Прислушайтесь къ словамъ аѳинскаго льстеца:
Онъ превозноситъ умъ ничтожнаго глупца,
Клянётся въ красотѣ богатаго урода,
И чахлымъ старикамъ, у гробоваго входа
Влачащимъ жизнь свою усталую едва,
Съ обидной наглостью бросаетъ онъ слова:
«О, вы сильны ещё, въ васъ вижу силы тѣ я;
Сильны, какъ Геркулесъ, стеревшій въ прахъ Антея[10].»

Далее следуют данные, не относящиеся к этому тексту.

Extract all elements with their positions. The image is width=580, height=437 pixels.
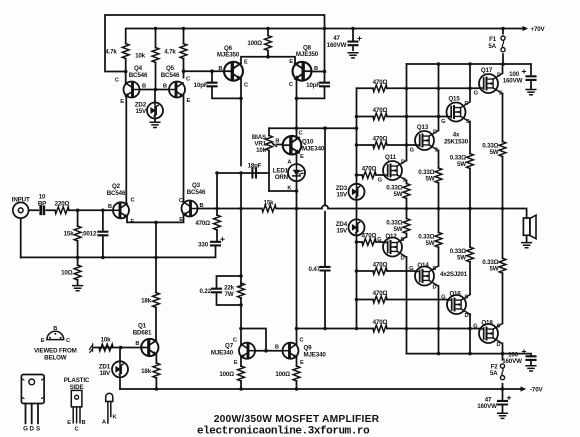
resistor 4.7k left — [122, 44, 129, 59]
wire VAS column below box to Q7 collector — [240, 305, 242, 344]
capacitor 100uF 160VW bottom right — [527, 356, 536, 360]
svg-text:330: 330 — [198, 241, 209, 248]
capacitor 10uF BP input — [41, 207, 44, 214]
svg-text:E: E — [41, 338, 45, 344]
svg-text:15V: 15V — [135, 108, 147, 115]
svg-text:D: D — [30, 426, 35, 433]
svg-text:S: S — [499, 91, 503, 97]
resistor 22k 7W — [238, 283, 245, 298]
svg-text:160VW: 160VW — [327, 42, 347, 49]
svg-text:G: G — [377, 237, 382, 243]
svg-text:5W: 5W — [426, 176, 435, 183]
wire 100R top resistor leads — [267, 29, 269, 57]
zener ZD2 15V — [147, 103, 163, 119]
svg-text:MJE350: MJE350 — [217, 52, 240, 59]
wire tail column 18k Q1 — [155, 222, 157, 341]
resistor 470R Q3 base — [214, 215, 221, 230]
resistor 0.33R 5W Q14 — [435, 232, 442, 247]
svg-text:Q15: Q15 — [448, 96, 460, 103]
svg-text:15V: 15V — [336, 192, 348, 199]
capacitor 10pF left — [208, 83, 217, 87]
wire Q6 collector main VAS column — [240, 78, 242, 286]
svg-text:200W/350W MOSFET AMPLIFIER: 200W/350W MOSFET AMPLIFIER — [214, 414, 380, 425]
wire input base line — [29, 209, 114, 211]
svg-text:D: D — [497, 342, 501, 348]
capacitor 47uF 160VW bottom — [498, 401, 507, 405]
svg-text:C: C — [186, 77, 190, 83]
svg-text:5W: 5W — [394, 226, 403, 233]
ground below speaker — [522, 243, 532, 248]
svg-text:BC546: BC546 — [161, 72, 180, 79]
svg-text:470Ω: 470Ω — [362, 166, 377, 173]
capacitor 100uF 160VW top right — [527, 76, 536, 80]
wire Q7 collector jog to driver base line — [241, 329, 266, 351]
resistor 0.33R 5W Q18 — [499, 258, 506, 273]
svg-text:S: S — [401, 237, 405, 243]
mosfet Q13 2SK1530 — [415, 131, 438, 151]
wire Q5-C node to Q6 base — [184, 71, 225, 77]
wire Q1 emitter 18k column — [155, 355, 157, 389]
wire Q4-collector to Q8-base mirror line — [105, 15, 325, 72]
svg-text:E: E — [289, 59, 293, 65]
wire Q17 gate row — [357, 87, 479, 89]
wire F1 column — [502, 29, 504, 65]
wire Q14 gate row — [357, 270, 415, 272]
svg-text:E: E — [300, 360, 304, 366]
ground below ZD2 — [150, 122, 160, 127]
resistor 15k input bias — [74, 226, 81, 241]
svg-text:4.7k: 4.7k — [164, 48, 176, 55]
svg-text:MJE340: MJE340 — [304, 351, 327, 358]
resistor 18k tail upper — [153, 293, 160, 308]
svg-text:B: B — [142, 84, 146, 90]
transistor Q2 BC546 — [113, 202, 129, 218]
svg-text:470Ω: 470Ω — [362, 233, 377, 240]
wire 100uF top right cap ground lead — [530, 87, 532, 88]
svg-text:10Ω: 10Ω — [61, 270, 73, 277]
wire Q11 drain column — [406, 64, 408, 161]
wire VR1 wiper arrow lead — [277, 144, 283, 146]
wire 18pF to bias box — [258, 172, 269, 174]
svg-text:25K1530: 25K1530 — [444, 138, 469, 145]
wire Q6/Q8 emitter line — [241, 57, 295, 65]
svg-text:470Ω: 470Ω — [195, 220, 210, 227]
svg-text:470Ω: 470Ω — [373, 290, 388, 297]
wire 0.47 column — [324, 128, 326, 328]
resistor 470R gate Q11 — [362, 172, 376, 179]
transistor Q3 BC546 — [182, 201, 198, 217]
resistor 470R gate Q12 — [362, 239, 376, 246]
capacitor 47uF 160VW top — [349, 42, 358, 46]
wire zener bus between ZD3 ZD4 crossing rail — [356, 200, 358, 220]
wire Q12 drain column — [406, 257, 408, 354]
svg-text:C: C — [179, 198, 183, 204]
svg-text:18k: 18k — [141, 368, 152, 375]
svg-text:D: D — [465, 313, 469, 319]
resistor 470R gate Q14 — [373, 268, 387, 275]
capacitor 10pF right — [320, 83, 329, 87]
svg-text:18k: 18k — [141, 298, 152, 305]
svg-text:10k: 10k — [256, 147, 267, 154]
svg-text:C: C — [115, 78, 119, 84]
wire Q12 gate row — [357, 241, 383, 243]
package TO-247 viewed from below — [47, 331, 64, 339]
wire 4.7k left column — [125, 59, 127, 84]
transistor Q8 MJE350 — [293, 62, 312, 81]
svg-text:B: B — [108, 204, 112, 210]
wire lower drive line to Q18 gate — [297, 328, 480, 330]
svg-text:Q17: Q17 — [481, 67, 493, 74]
wire 15k input bias column — [77, 210, 79, 257]
wire Q3 base feedback line with 15k — [198, 209, 527, 219]
svg-text:0.47: 0.47 — [309, 266, 321, 273]
transistor Q1 BD681 — [141, 339, 158, 356]
svg-text:S: S — [403, 178, 407, 184]
svg-text:.0012: .0012 — [82, 231, 97, 238]
resistor 470R gate Q13 — [373, 142, 387, 149]
svg-text:160VW: 160VW — [502, 358, 522, 365]
wire Q18 source column with 0.33 — [502, 209, 504, 324]
resistor 4.7k right — [180, 44, 187, 59]
svg-text:470Ω: 470Ω — [373, 136, 388, 143]
svg-text:Q14: Q14 — [417, 262, 429, 269]
transistor Q10 MJE340 bias — [283, 136, 302, 155]
ground below 10R — [73, 286, 83, 291]
fuse F1 5A — [501, 36, 505, 52]
package TO-3P drawing — [21, 375, 44, 404]
resistor 0.33R 5W Q11 — [403, 184, 410, 199]
svg-text:BD681: BD681 — [133, 329, 152, 336]
wire Q13 gate row — [357, 144, 415, 146]
svg-text:D: D — [401, 256, 405, 262]
ground below 100uF top right — [526, 90, 536, 95]
trimmer VR1 10k — [266, 136, 273, 151]
resistor 470R gate Q15 — [373, 113, 387, 120]
svg-text:E: E — [120, 99, 124, 105]
resistor 0.33R 5W Q13 — [435, 168, 442, 183]
svg-text:S: S — [497, 324, 501, 330]
wire 4.7k right column to Q5 collector node — [183, 29, 185, 72]
svg-text:E: E — [179, 217, 183, 223]
svg-text:Q10: Q10 — [302, 139, 314, 146]
resistor 220R input — [55, 207, 69, 214]
svg-text:18V: 18V — [99, 370, 111, 377]
package LED drawing — [106, 393, 113, 401]
resistor 0.33R 5W Q12 — [403, 219, 410, 234]
svg-text:C: C — [244, 83, 248, 89]
svg-text:G: G — [409, 266, 414, 272]
wire bottom 47uF cap column — [502, 389, 504, 412]
wire Q16 source column with 0.33 — [469, 209, 471, 295]
wire Q15 gate row — [357, 116, 447, 118]
wire ZD1 column — [119, 348, 121, 390]
svg-text:S: S — [36, 426, 40, 433]
svg-text:MJE350: MJE350 — [296, 51, 319, 58]
svg-text:B: B — [200, 203, 204, 209]
mosfet Q17 2SK1530 — [479, 74, 502, 94]
svg-text:BP: BP — [38, 200, 46, 207]
svg-text:E: E — [67, 420, 71, 426]
svg-text:-70V: -70V — [530, 387, 543, 394]
mosfet Q16 2SJ201 — [447, 295, 470, 315]
svg-text:15k: 15k — [64, 231, 75, 238]
svg-text:+70V: +70V — [531, 26, 546, 33]
svg-text:470Ω: 470Ω — [373, 319, 388, 326]
wire speaker drop and ground — [526, 235, 528, 241]
wire 47uF top cap column — [352, 29, 354, 51]
wire Q13 drain column — [438, 64, 440, 131]
svg-text:S: S — [435, 148, 439, 154]
wire Q7 emitter 100R column — [240, 357, 242, 389]
svg-text:18pF: 18pF — [248, 163, 262, 170]
transistor Q9 MJE340 — [283, 343, 299, 359]
svg-text:B: B — [275, 139, 279, 145]
svg-text:G: G — [410, 148, 415, 154]
svg-text:E: E — [131, 219, 135, 225]
mosfet Q18 2SJ201 — [479, 324, 502, 344]
wire Q8 base node down to 10pF — [297, 72, 325, 99]
svg-text:S: S — [433, 266, 437, 272]
svg-text:15k: 15k — [264, 199, 275, 206]
svg-text:F1: F1 — [489, 36, 497, 43]
resistor 10R ground lift — [74, 265, 81, 280]
svg-text:A: A — [287, 160, 291, 166]
wire Q1 base line — [95, 347, 144, 349]
svg-text:B: B — [314, 66, 318, 72]
wire ZD2 bottom to ground — [154, 118, 156, 122]
capacitor .0012 — [98, 232, 107, 236]
wire 10R ground lift — [77, 257, 79, 285]
svg-text:Q12: Q12 — [385, 233, 397, 240]
svg-text:C: C — [289, 82, 293, 88]
svg-text:Q16: Q16 — [449, 291, 461, 298]
capacitor 0.22 — [212, 289, 221, 293]
led LED1 ORN — [288, 164, 305, 181]
resistor 18k Q1 emitter — [153, 363, 160, 378]
resistor 0.33R 5W Q15 — [467, 154, 474, 169]
svg-text:5W: 5W — [394, 191, 403, 198]
wire Q16 gate row — [357, 299, 447, 301]
mosfet Q14 2SJ201 — [415, 266, 438, 286]
resistor 470R gate Q18 — [373, 325, 387, 332]
wire Q15 source column with 0.33 — [469, 122, 471, 209]
wire lower drain bus — [407, 354, 532, 365]
resistor 15k feedback — [262, 205, 276, 212]
resistor 470R gate Q16 — [373, 296, 387, 303]
svg-text:5A: 5A — [490, 370, 498, 377]
svg-text:Q11: Q11 — [385, 154, 397, 161]
svg-text:INPUT: INPUT — [12, 197, 30, 204]
wire Q9 collector lead — [296, 329, 298, 345]
svg-text:C: C — [300, 338, 304, 344]
wire Q15 drain column — [469, 64, 471, 102]
wire Q7-Q9 base line — [255, 350, 283, 352]
wire bias box bottom edge — [269, 190, 297, 192]
arrow -70V — [521, 386, 527, 391]
resistor 100R Q7 — [238, 366, 245, 381]
svg-text:MJE340: MJE340 — [211, 349, 234, 356]
arrow +70V — [523, 26, 529, 31]
svg-text:B: B — [218, 66, 222, 72]
svg-text:100Ω: 100Ω — [247, 40, 262, 47]
svg-text:D: D — [497, 73, 501, 79]
wire Q9 emitter 100R column — [296, 357, 298, 389]
resistor 100R Q9 — [293, 366, 300, 381]
svg-text:E: E — [300, 154, 304, 160]
svg-text:10pF: 10pF — [194, 82, 208, 89]
svg-text:B: B — [275, 345, 279, 351]
wire Q17 drain column — [502, 64, 504, 73]
svg-text:D: D — [433, 130, 437, 136]
wire Q13 source column with 0.33 — [438, 151, 440, 209]
svg-text:SIDE: SIDE — [70, 384, 84, 391]
wire Q16 drain column — [469, 314, 471, 354]
wire 0.22/22k box — [217, 276, 242, 305]
resistor 0.33R 5W Q17 — [499, 142, 506, 157]
svg-text:C: C — [299, 131, 303, 137]
svg-text:A: A — [102, 420, 106, 426]
svg-text:470Ω: 470Ω — [373, 262, 388, 269]
wire -70V bottom rail — [120, 388, 524, 390]
wire rail hop over 0.47 column — [322, 205, 328, 208]
svg-text:4x2SJ201: 4x2SJ201 — [440, 271, 468, 278]
input jack — [13, 202, 29, 218]
svg-text:5W: 5W — [426, 240, 435, 247]
svg-text:160VW: 160VW — [503, 78, 523, 85]
svg-text:ORN: ORN — [275, 174, 289, 181]
wire 10k tail column — [155, 29, 157, 90]
svg-text:B: B — [53, 326, 57, 332]
svg-text:BC546: BC546 — [107, 190, 126, 197]
wire F2 column — [502, 354, 504, 389]
fuse F2 5A — [500, 364, 504, 380]
resistor 10k Q1 base — [99, 344, 113, 351]
wire Q12 source column with 0.33 — [406, 209, 408, 238]
svg-text:BELOW: BELOW — [44, 354, 67, 361]
wire signal ground line — [21, 247, 216, 257]
svg-text:B: B — [82, 420, 86, 426]
svg-text:10k: 10k — [101, 337, 112, 344]
wire Q3 base 470R column — [216, 209, 218, 241]
svg-text:B: B — [135, 341, 139, 347]
wire 18pF node branch — [217, 173, 258, 209]
svg-text:100Ω: 100Ω — [219, 371, 234, 378]
transistor Q4 BC546 — [124, 82, 140, 98]
zener ZD1 18V — [112, 361, 128, 377]
wire Q8 collector column to Q10 LED1 — [296, 78, 298, 328]
svg-text:E: E — [187, 98, 191, 104]
svg-text:C: C — [233, 338, 237, 344]
svg-text:BC546: BC546 — [129, 72, 148, 79]
svg-text:BC546: BC546 — [187, 189, 206, 196]
wire ZD2 top lead — [154, 90, 156, 103]
wire Q11 source column with 0.33 — [406, 181, 408, 209]
wire bias box left edge with VR1 — [268, 128, 270, 191]
svg-text:5A: 5A — [488, 43, 496, 50]
wire +70V rail — [126, 29, 526, 44]
svg-text:D: D — [401, 160, 405, 166]
wire Q14 drain column — [438, 286, 440, 354]
wire Q5 emitter to Q3 collector — [183, 96, 185, 203]
ground below top 47uF — [348, 53, 358, 58]
transistor Q7 MJE340 — [239, 343, 255, 359]
wire Q4-Q5 base line — [140, 89, 170, 91]
svg-text:G: G — [23, 426, 28, 433]
svg-text:5W: 5W — [490, 149, 499, 156]
svg-text:C: C — [66, 338, 70, 344]
wire input jack stem to ground line — [20, 218, 22, 257]
svg-text:5W: 5W — [490, 266, 499, 273]
svg-text:E: E — [244, 60, 248, 66]
svg-text:100Ω: 100Ω — [275, 371, 290, 378]
svg-text:4.7k: 4.7k — [105, 48, 117, 55]
package TO-126 plastic side — [71, 390, 82, 407]
svg-text:electronicaonline.3xforum.ro: electronicaonline.3xforum.ro — [197, 426, 370, 437]
wire upper drain bus — [407, 64, 532, 87]
speaker — [523, 218, 530, 235]
wire 10pF left branch — [212, 71, 241, 98]
svg-text:D: D — [433, 285, 437, 291]
svg-text:G: G — [441, 295, 446, 301]
wire Q11 gate row — [357, 174, 383, 176]
svg-text:15V: 15V — [336, 228, 348, 235]
svg-text:220Ω: 220Ω — [55, 200, 70, 207]
svg-text:E: E — [234, 360, 238, 366]
wire bias box top edge — [269, 127, 357, 129]
svg-text:470Ω: 470Ω — [373, 107, 388, 114]
svg-text:MJE340: MJE340 — [302, 146, 325, 153]
svg-text:Q13: Q13 — [417, 124, 429, 131]
svg-text:S: S — [465, 295, 469, 301]
svg-text:G: G — [441, 119, 446, 125]
svg-text:10pF: 10pF — [306, 82, 320, 89]
ground below 100uF bottom right — [526, 366, 536, 371]
svg-text:470Ω: 470Ω — [373, 79, 388, 86]
transistor Q5 BC546 — [169, 82, 185, 98]
transistor Q6 MJE350 — [224, 62, 243, 81]
resistor 470R gate Q17 — [373, 85, 387, 92]
capacitor 0.47 — [321, 267, 330, 271]
svg-text:5W: 5W — [457, 255, 466, 262]
svg-text:G: G — [378, 178, 383, 184]
svg-text:G: G — [474, 91, 479, 97]
capacitor 330uF feedback — [211, 242, 220, 246]
svg-text:5W: 5W — [457, 161, 466, 168]
svg-text:Q18: Q18 — [481, 320, 493, 327]
zener ZD4 15V — [349, 219, 365, 235]
svg-text:S: S — [466, 119, 470, 125]
ground below bottom 47uF — [498, 413, 508, 418]
svg-text:10k: 10k — [135, 53, 146, 60]
wire .0012 column — [102, 210, 104, 257]
wire zener bus lower — [356, 235, 358, 328]
wire Q14 source column with 0.33 — [438, 209, 440, 267]
zener ZD3 15V — [349, 184, 365, 200]
mosfet Q12 2SJ201 — [383, 237, 406, 257]
resistor 10k tail — [152, 48, 159, 63]
capacitor 18pF — [252, 169, 256, 178]
chassis ground at 10k — [89, 344, 95, 353]
svg-text:7W: 7W — [225, 291, 234, 298]
mosfet Q11 2SK1530 — [383, 161, 406, 181]
wire Q2 collector to Q4 emitter — [125, 96, 127, 205]
svg-text:B: B — [163, 84, 167, 90]
resistor 100R top — [265, 36, 272, 51]
svg-text:C: C — [75, 427, 79, 433]
svg-text:G: G — [473, 324, 478, 330]
svg-text:D: D — [465, 101, 469, 107]
wire Q17 source column with 0.33 — [502, 94, 504, 209]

Смотрите, наконецъ, какъ грекъ мѣняетъ видъ:
Онъ собственный свой полъ, природу исказитъ,
И станетъ предъ толпой — то греческой Ѳаидой[11],
То обнажённою красавицей Доридой[12],
И грудью выпуклой, открытой на показъ,
И тѣломъ женщины обманетъ каждый глазъ.
Но не Стратоклъ[13] одинъ владѣетъ тѣмъ талантомъ:
Послѣдній самый грекъ рождёнъ комедіантомъ.
Смѣяться началъ ты, — тѣмъ смѣхомъ заражёнъ,
Схватившись за животъ, уже хохочетъ онъ;
Ты плачешь, — плачетъ онъ и корчится отъ муки;
Ты подошёлъ къ огню, отъ стужи грѣя руки —
Онъ, завернувшись въ плащъ, зубъ на зубъ не сведётъ;
Ты скажешь: «жарко мнѣ!» — Грекъ обтираетъ потъ,
И рукоплещетъ онъ, сгибаясь отъ поклона,
При каждой мерзости надутаго патрона.
За то, когда, порой, проснётся въ грекѣ страсть,
Онъ, съ гнусной жадностью, какъ звѣрь, спѣшитъ напасть
На честь любой семьи — раба или вельможи,
Готовый осквернить супружеское ложе.
Отъ грека не спасёшь — отбрось надежду прочь —
Ни мать свою тогда, ни дѣвственницу дочь,
И даже бабушку беззубую собрата
Онъ жертвой изберётъ постыднаго разврата.